No final da década dos 30 uma jovem recém-formada em escola complementar (antiga escola normal e hoje Instituto de Educação) foi nomeada para uma escola em zona rural, perto das bar-[p.40] rancas do rio Uruguai, fronteira com Santa Catarina. Ao chegar ao grupo escolar lhe coube uma classe de alfabetização com 52 crianças, 12 das quais não falavam português. O trabalho foi muito árduo e ela sentia-se bastante insegura de suas tarefas. No ano seguinte foi designada para a direção do grupo escolar. Foi então que resolveu vir a Porto Alegre para buscar orientação para o trabalho junto aos pais e crianças, buscando o Centro de Pesquisas e Orientação Educacional (CPOE), existente na época como órgão técnico da Secretaria da Educação e Cultura. Com Da. Marietinha Silva e Da. Graciema Pacheco obteve orientação segura sobre aspectos psicopedagógicos, sobre fatores físico-sociais que estariam envolvidos na aprendizagem e, mais do que tudo, apoio psicológico para manter- se ativa e diligente. Naquela época já se fazia psicologia escolar e se oferecia orientação psicológica. Quem o fazia? Que tipo de técnico? Ao que testemunhei eram professoras que haviam feito o curso complementar e, com muito estudo autodidata e alguns cursos de aperfeiçoamento fora do estado ou do país tinham alcançado um elevado nível de conhecimentos técnicos. O tempo foi passando e nossa professora foi, mediante concurso de entrâncias, transferida para outra zona do interior do estado, onde começou um novo mister - o de orientadora de educação elementar.

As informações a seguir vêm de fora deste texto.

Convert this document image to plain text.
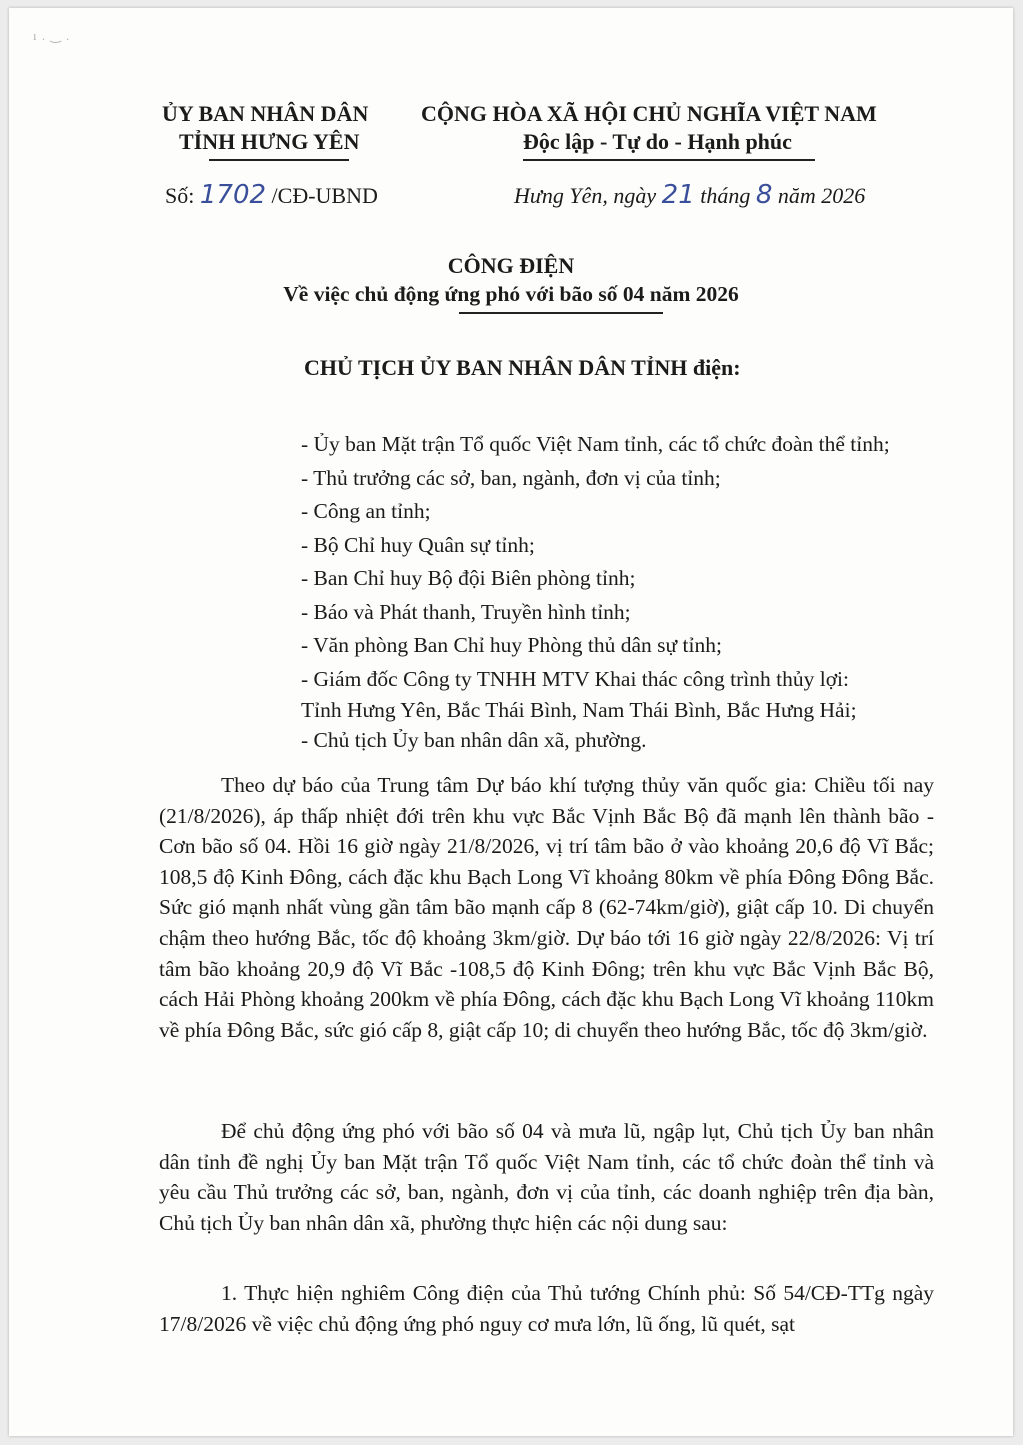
ı . ‿ .
ỦY BAN NHÂN DÂN
TỈNH HƯNG YÊN
CỘNG HÒA XÃ HỘI CHỦ NGHĨA VIỆT NAM
Độc lập - Tự do - Hạnh phúc
Số: 1702 /CĐ-UBND	Hưng Yên, ngày 21 tháng 8 năm 2026
CÔNG ĐIỆN
Về việc chủ động ứng phó với bão số 04 năm 2026
CHỦ TỊCH ỦY BAN NHÂN DÂN TỈNH điện:
- Ủy ban Mặt trận Tổ quốc Việt Nam tỉnh, các tổ chức đoàn thể tỉnh;
- Thủ trưởng các sở, ban, ngành, đơn vị của tỉnh;
- Công an tỉnh;
- Bộ Chỉ huy Quân sự tỉnh;
- Ban Chỉ huy Bộ đội Biên phòng tỉnh;
- Báo và Phát thanh, Truyền hình tỉnh;
- Văn phòng Ban Chỉ huy Phòng thủ dân sự tỉnh;
- Giám đốc Công ty TNHH MTV Khai thác công trình thủy lợi:
Tỉnh Hưng Yên, Bắc Thái Bình, Nam Thái Bình, Bắc Hưng Hải;
- Chủ tịch Ủy ban nhân dân xã, phường.
Theo dự báo của Trung tâm Dự báo khí tượng thủy văn quốc gia: Chiều tối nay (21/8/2026), áp thấp nhiệt đới trên khu vực Bắc Vịnh Bắc Bộ đã mạnh lên thành bão - Cơn bão số 04. Hồi 16 giờ ngày 21/8/2026, vị trí tâm bão ở vào khoảng 20,6 độ Vĩ Bắc; 108,5 độ Kinh Đông, cách đặc khu Bạch Long Vĩ khoảng 80km về phía Đông Đông Bắc. Sức gió mạnh nhất vùng gần tâm bão mạnh cấp 8 (62-74km/giờ), giật cấp 10. Di chuyển chậm theo hướng Bắc, tốc độ khoảng 3km/giờ. Dự báo tới 16 giờ ngày 22/8/2026: Vị trí tâm bão khoảng 20,9 độ Vĩ Bắc -108,5 độ Kinh Đông; trên khu vực Bắc Vịnh Bắc Bộ, cách Hải Phòng khoảng 200km về phía Đông, cách đặc khu Bạch Long Vĩ khoảng 110km về phía Đông Bắc, sức gió cấp 8, giật cấp 10; di chuyển theo hướng Bắc, tốc độ 3km/giờ.
Để chủ động ứng phó với bão số 04 và mưa lũ, ngập lụt, Chủ tịch Ủy ban nhân dân tỉnh đề nghị Ủy ban Mặt trận Tổ quốc Việt Nam tỉnh, các tổ chức đoàn thể tỉnh và yêu cầu Thủ trưởng các sở, ban, ngành, đơn vị của tỉnh, các doanh nghiệp trên địa bàn, Chủ tịch Ủy ban nhân dân xã, phường thực hiện các nội dung sau:
1. Thực hiện nghiêm Công điện của Thủ tướng Chính phủ: Số 54/CĐ-TTg ngày 17/8/2026 về việc chủ động ứng phó nguy cơ mưa lớn, lũ ống, lũ quét, sạt
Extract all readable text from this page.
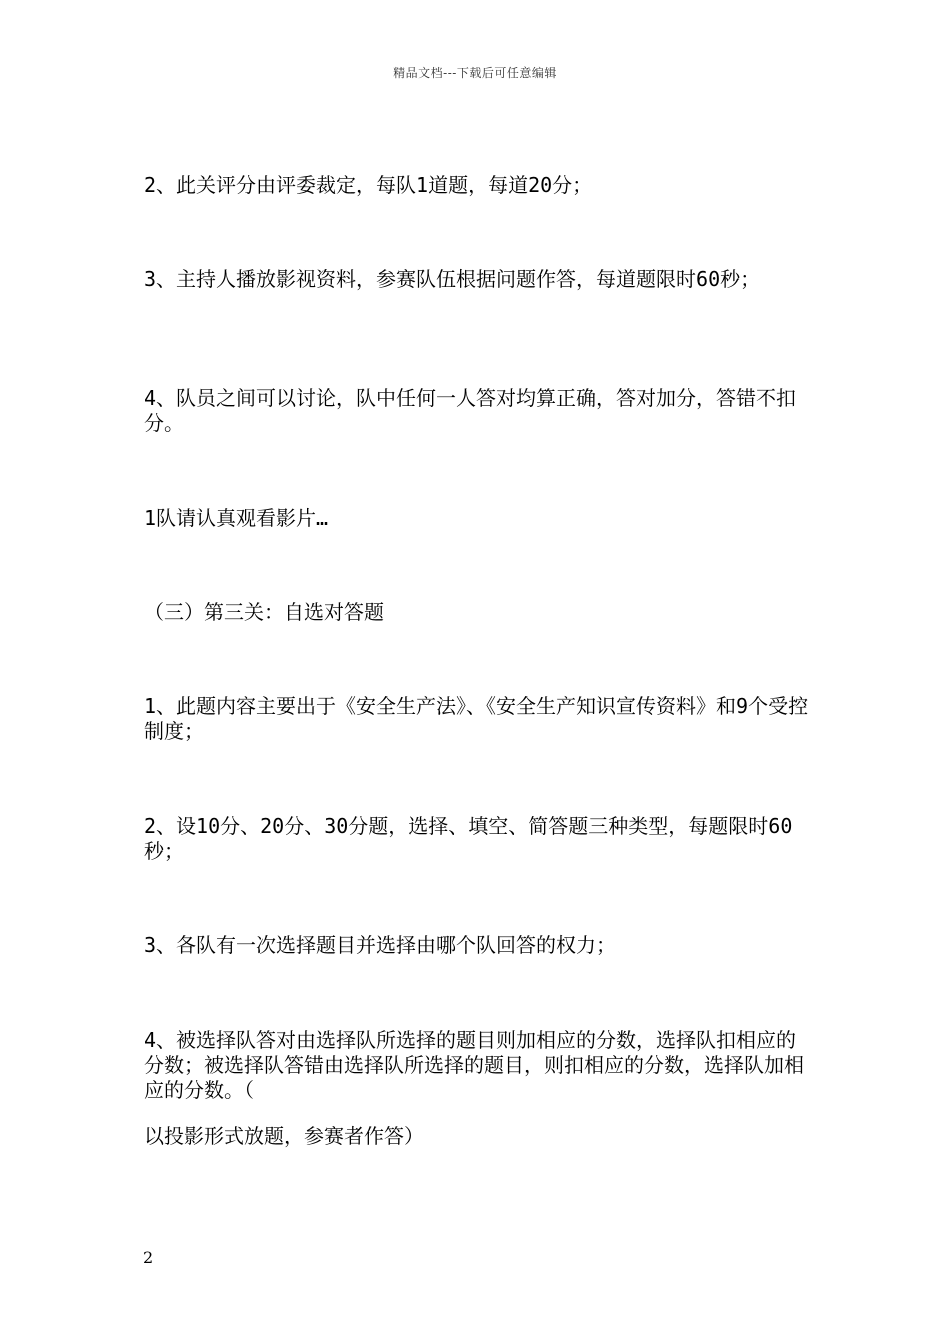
精品文档---下载后可任意编辑

2、此关评分由评委裁定，每队1道题，每道20分；

3、主持人播放影视资料，参赛队伍根据问题作答，每道题限时60秒；

4、队员之间可以讨论，队中任何一人答对均算正确，答对加分，答错不扣分。

1队请认真观看影片…

（三）第三关：自选对答题

1、此题内容主要出于《安全生产法》、《安全生产知识宣传资料》和9个受控制度；

2、设10分、20分、30分题，选择、填空、简答题三种类型，每题限时60秒；

3、各队有一次选择题目并选择由哪个队回答的权力；

4、被选择队答对由选择队所选择的题目则加相应的分数，选择队扣相应的分数；被选择队答错由选择队所选择的题目，则扣相应的分数，选择队加相应的分数。（

以投影形式放题，参赛者作答）

2
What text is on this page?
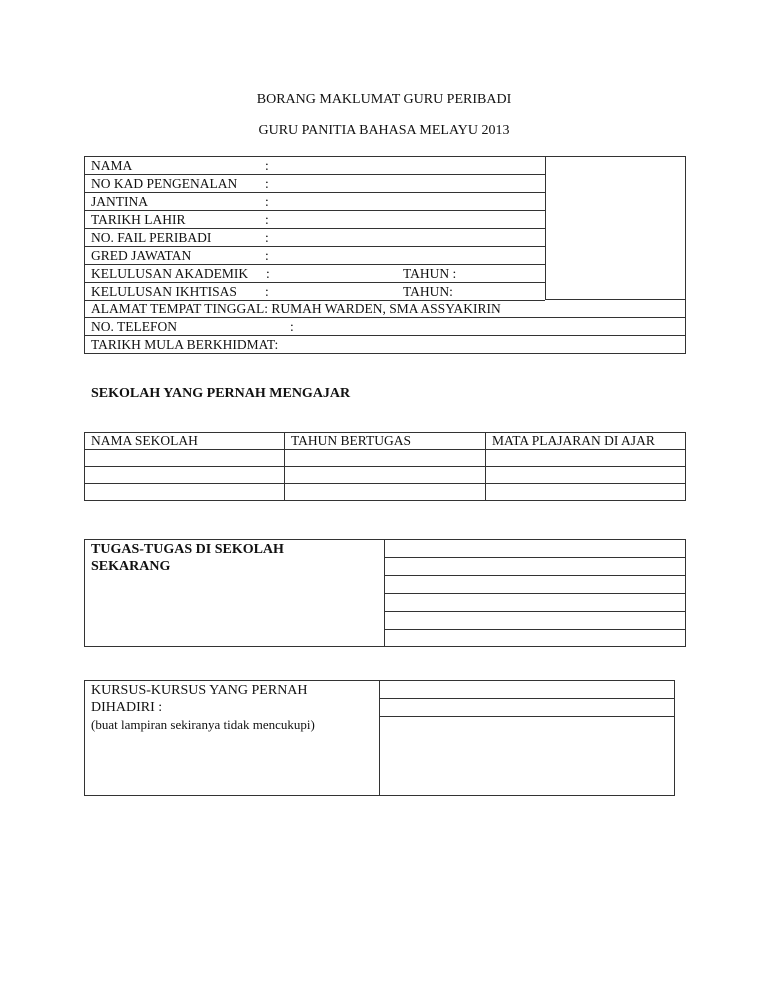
BORANG MAKLUMAT GURU PERIBADI
GURU PANITIA BAHASA MELAYU 2013
NAMA	:
NO KAD PENGENALAN :
JANTINA	:
TARIKH LAHIR	:
NO. FAIL PERIBADI	:
GRED JAWATAN	:
KELULUSAN AKADEMIK :	TAHUN :
KELULUSAN IKHTISAS :	TAHUN:
ALAMAT TEMPAT TINGGAL: RUMAH WARDEN, SMA ASSYAKIRIN
NO. TELEFON	:
TARIKH MULA BERKHIDMAT:
SEKOLAH YANG PERNAH MENGAJAR
NAMA SEKOLAH	TAHUN BERTUGAS	MATA PLAJARAN DI AJAR

TUGAS-TUGAS DI SEKOLAH SEKARANG
KURSUS-KURSUS YANG PERNAH DIHADIRI :
(buat lampiran sekiranya tidak mencukupi)
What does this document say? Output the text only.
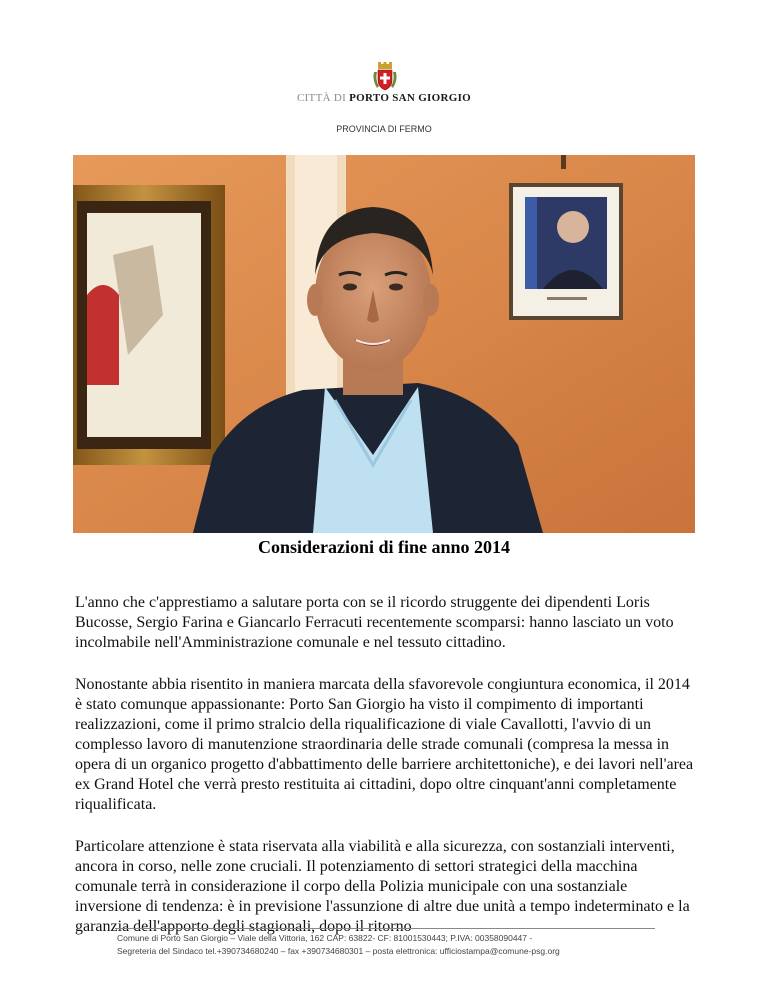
CITTÀ DI PORTO SAN GIORGIO
PROVINCIA DI FERMO
Considerazioni di fine anno 2014

L'anno che c'apprestiamo a salutare porta con se il ricordo struggente dei dipendenti Loris Bucosse, Sergio Farina e Giancarlo Ferracuti recentemente scomparsi: hanno lasciato un voto incolmabile nell'Amministrazione comunale e nel tessuto cittadino.

Nonostante abbia risentito in maniera marcata della sfavorevole congiuntura economica, il 2014 è stato comunque appassionante: Porto San Giorgio ha visto il compimento di importanti realizzazioni, come il primo stralcio della riqualificazione di viale Cavallotti, l'avvio di un complesso lavoro di manutenzione straordinaria delle strade comunali (compresa la messa in opera di un organico progetto d'abbattimento delle barriere architettoniche), e dei lavori nell'area ex Grand Hotel che verrà presto restituita ai cittadini, dopo oltre cinquant'anni completamente riqualificata.

Particolare attenzione è stata riservata alla viabilità e alla sicurezza, con sostanziali interventi, ancora in corso, nelle zone cruciali. Il potenziamento di settori strategici della macchina comunale terrà in considerazione il corpo della Polizia municipale con una sostanziale inversione di tendenza: è in previsione l'assunzione di altre due unità a tempo indeterminato e la garanzia dell'apporto degli stagionali, dopo il ritorno

Comune di Porto San Giorgio – Viale della Vittoria, 162 CAP: 63822- CF: 81001530443; P.IVA: 00358090447 -
Segreteria del Sindaco tel.+390734680240 – fax +390734680301 – posta elettronica: ufficiostampa@comune-psg.org
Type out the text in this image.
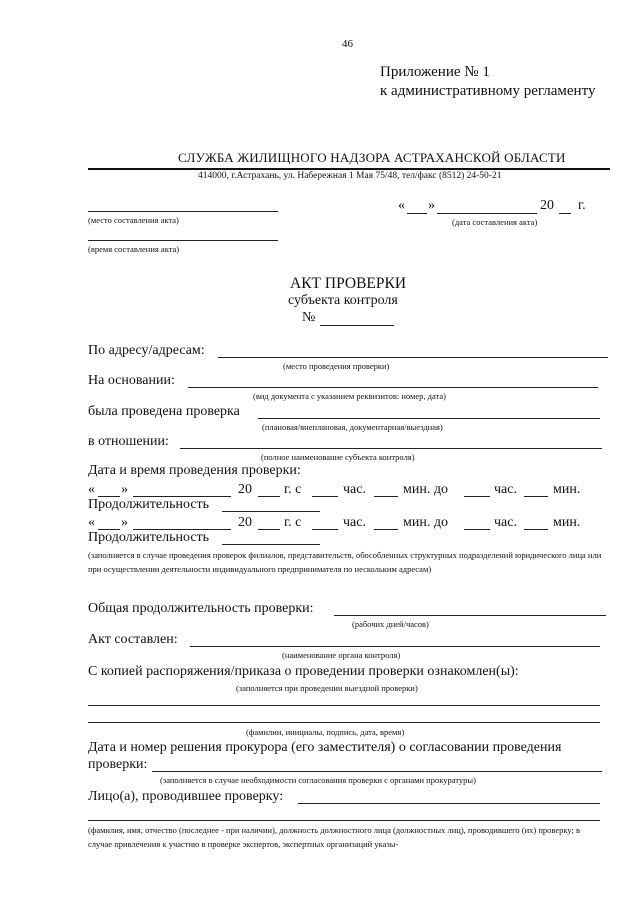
46
Приложение № 1
к административному регламенту
СЛУЖБА ЖИЛИЩНОГО НАДЗОРА АСТРАХАНСКОЙ ОБЛАСТИ
414000, г.Астрахань, ул. Набережная 1 Мая 75/48, тел/факс (8512) 24-50-21
(место составления акта)
« »	20 г.
(дата составления акта)
(время составления акта)
АКТ ПРОВЕРКИ
субъекта контроля
№
По адресу/адресам:
(место проведения проверки)
На основании:
(вид документа с указанием реквизитов: номер, дата)
была проведена проверка
(плановая/внеплановая, документарная/выездная)
в отношении:
(полное наименование субъекта контроля)
Дата и время проведения проверки:
« »	20 г. с	час.	мин. до	час.	мин.
Продолжительность
« »	20 г. с	час.	мин. до	час.	мин.
Продолжительность
(заполняется в случае проведения проверок филиалов, представительств, обособленных структурных подразделений юридического лица или при осуществлении деятельности индивидуального предпринимателя по нескольким адресам)
Общая продолжительность проверки:
(рабочих дней/часов)
Акт составлен:
(наименование органа контроля)
С копией распоряжения/приказа о проведении проверки ознакомлен(ы):
(заполняется при проведении выездной проверки)
(фамилии, инициалы, подпись, дата, время)
Дата и номер решения прокурора (его заместителя) о согласовании проведения
проверки:
(заполняется в случае необходимости согласования проверки с органами прокуратуры)
Лицо(а), проводившее проверку:
(фамилия, имя, отчество (последнее - при наличии), должность должностного лица (должностных лиц), проводившего (их) проверку; в случае привлечения к участию в проверке экспертов, экспертных организаций указы-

Para tanto, veio a Porto Alegre e, junto com outras professoras, freqüentou cursos no CPOE. Nestes cursos fazia parte fundamental o estudo de psicologia evolutiva, psicologia escolar e social, entre outras disciplinas. Aí já estávamos nos idos da década de quarenta. Nesta época a psicologia no Rio Grande do Sul se fazia como atividade aplicada em educação, nas escolas normais e em algumas instituições para a educação de excepcionais. As pessoas que exerciam tal atividade tinham, em geral, feito curso em Belo Horizonte e sido alunos de Da. Helena Antipoff, que as orientava no estudo da psicologia evolutiva e as introduzia no conhecimento dos trabalhos de Piaget. No Instituto de Educação de Porto Alegre fazia-se um trabalho magnífico (1).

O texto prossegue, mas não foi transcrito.